Dr. Fauci Criticizes China's Early Handling of the Coronavirus Outbreak

Dr. Anthony Fauci, a key member of the White House coronavirus task force, criticized China's early response to the novel coronavirus pandemic, pointing to a "lack of transparency."

"I think the Chinese authorities that did not allow the scientists to speak out as openly and transparently as they could really did a disservice," Fauci, director of the National Institute of Allergy and Infectious Diseases, said during an interview with radio host John Catsimatidis on Sunday.

China has faced significant criticism for its handling of the coronavirus outbreak, particularly in the early days of the outbreak as it began to spread rapidly in the city of Wuhan. Chinese authorities in the city initially attempted to silence doctors and scientists speaking out about the virus.

Dr. Anthony Fauci
Director of the National Institute of Allergy and Infectious Diseases Anthony Fauci, flanked by President Donald Trump and Vice President Mike Pence, speaks during a daily briefing on the novel coronavirus at the White House on April 22 in Washington, D.C. MANDEL NGAN/AFP/Getty

One of those Chinese doctors raising early alarm was Dr. Li Wenliang, who was threatened with arrest but later died from COVID-19, the disease caused by the novel virus. In March, China issued a formal apology to Li's family for how he had been treated. Public health experts have said that the early efforts to suppress information about the virus allowed new infections to spread rapidly without mitigation.

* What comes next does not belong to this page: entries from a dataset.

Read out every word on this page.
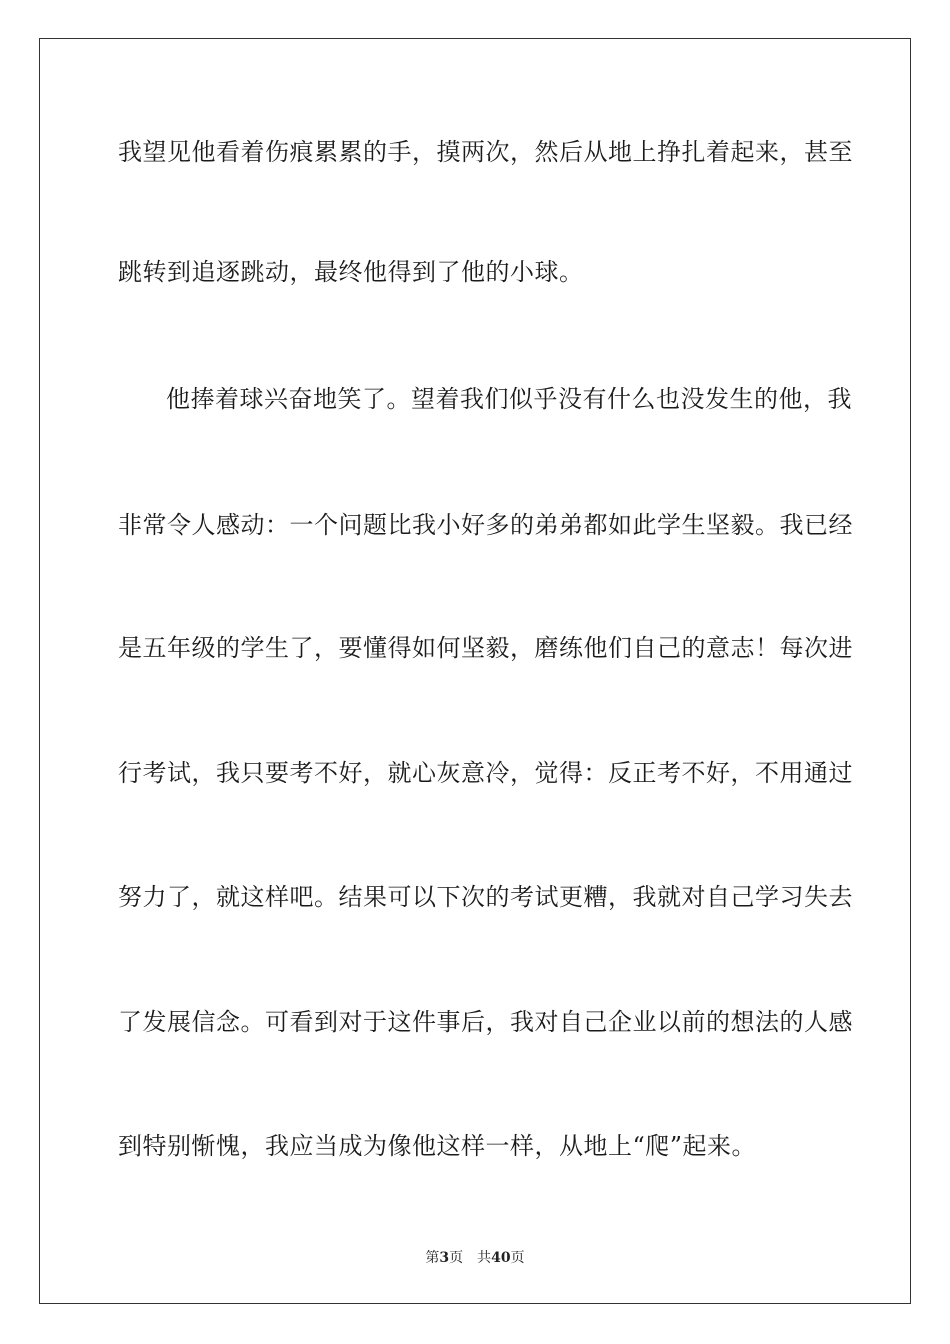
我望见他看着伤痕累累的手，摸两次，然后从地上挣扎着起来，甚至
跳转到追逐跳动，最终他得到了他的小球。
他捧着球兴奋地笑了。望着我们似乎没有什么也没发生的他，我
非常令人感动：一个问题比我小好多的弟弟都如此学生坚毅。我已经
是五年级的学生了，要懂得如何坚毅，磨练他们自己的意志！每次进
行考试，我只要考不好，就心灰意冷，觉得：反正考不好，不用通过
努力了，就这样吧。结果可以下次的考试更糟，我就对自己学习失去
了发展信念。可看到对于这件事后，我对自己企业以前的想法的人感
到特别惭愧，我应当成为像他这样一样，从地上“爬”起来。
第3页 共40页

"Because at the beginning of the outbreak, they were claiming that this was just animal-to-human transmission," Fauci told Catsimatidis.

"And there really wasn't a human-to-human transmission at all. And they held that line for a few weeks. And then it became very clear when the scientists were able to talk about it, that, in fact, there was human-to-human transmission," he said.

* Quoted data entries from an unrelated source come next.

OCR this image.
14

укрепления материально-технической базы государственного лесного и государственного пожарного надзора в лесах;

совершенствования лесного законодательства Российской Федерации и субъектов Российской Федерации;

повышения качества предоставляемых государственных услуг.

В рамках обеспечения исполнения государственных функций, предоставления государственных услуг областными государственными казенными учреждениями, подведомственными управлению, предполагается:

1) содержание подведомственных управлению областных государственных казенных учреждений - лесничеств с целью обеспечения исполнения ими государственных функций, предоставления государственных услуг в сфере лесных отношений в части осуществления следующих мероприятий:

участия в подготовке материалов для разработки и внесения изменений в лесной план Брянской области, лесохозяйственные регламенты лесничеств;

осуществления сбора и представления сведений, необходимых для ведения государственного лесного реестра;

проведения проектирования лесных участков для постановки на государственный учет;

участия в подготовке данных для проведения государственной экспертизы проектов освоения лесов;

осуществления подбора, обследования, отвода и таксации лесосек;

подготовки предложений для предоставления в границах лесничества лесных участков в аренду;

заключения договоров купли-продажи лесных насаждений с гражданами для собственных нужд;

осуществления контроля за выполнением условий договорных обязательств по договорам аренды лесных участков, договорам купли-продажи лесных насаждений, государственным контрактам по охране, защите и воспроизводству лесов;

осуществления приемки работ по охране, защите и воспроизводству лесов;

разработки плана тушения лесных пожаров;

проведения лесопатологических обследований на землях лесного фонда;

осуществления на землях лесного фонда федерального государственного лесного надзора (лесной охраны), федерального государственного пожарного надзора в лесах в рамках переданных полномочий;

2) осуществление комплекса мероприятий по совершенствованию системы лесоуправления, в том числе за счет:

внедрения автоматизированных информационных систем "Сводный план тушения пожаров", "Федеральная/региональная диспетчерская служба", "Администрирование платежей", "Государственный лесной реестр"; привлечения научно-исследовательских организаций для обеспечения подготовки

"Yes, it's another example of the unfortunate situation of lack of transparency early on."

Newsweek reached out to the Chinese embassy in Washington, D.C. for comment, but had not received a response by the time of publication.

Chinese officials have consistently dismissed criticism raised by U.S. officials. They've often deflected to criticize President Donald Trump's own response to the pandemic, as have many within the U.S. While Trump curbed travel from China at the end of January, his administration was slow to roll out testing and contact tracing, which allowed the virus to spread throughout the country relatively undetected for several weeks.

While China was able to curb the virus' spread through stringent lockdown measures, the U.S. has become the global epicenter for new infections and deaths. As of Sunday morning, the U.S. has confirmed more than 1.9 million infections and nearly 110,000 deaths due to the novel virus, according to a tracker updated by Johns Hopkins University. Comparatively, China has confirmed 84,186 infections and just 4,638 deaths. However, scientists have said that both the U.S. and China are likely undercounting the total number of deaths and cases of the novel virus.

In a separate interview on Friday, Fauci also raised concerns that the ongoing nationwide protests over the death of George Floyd could cause the novel virus to once again spread rapidly after months of lockdown measures. Floyd, a black man, died in Minneapolis on May 25 after he was detained by police.

"It is the perfect set-up for the spread of the virus in the sense of creating some blips, which might turn into some surges," Fauci said during a radio interview with WTOP-FM in Washington, D.C.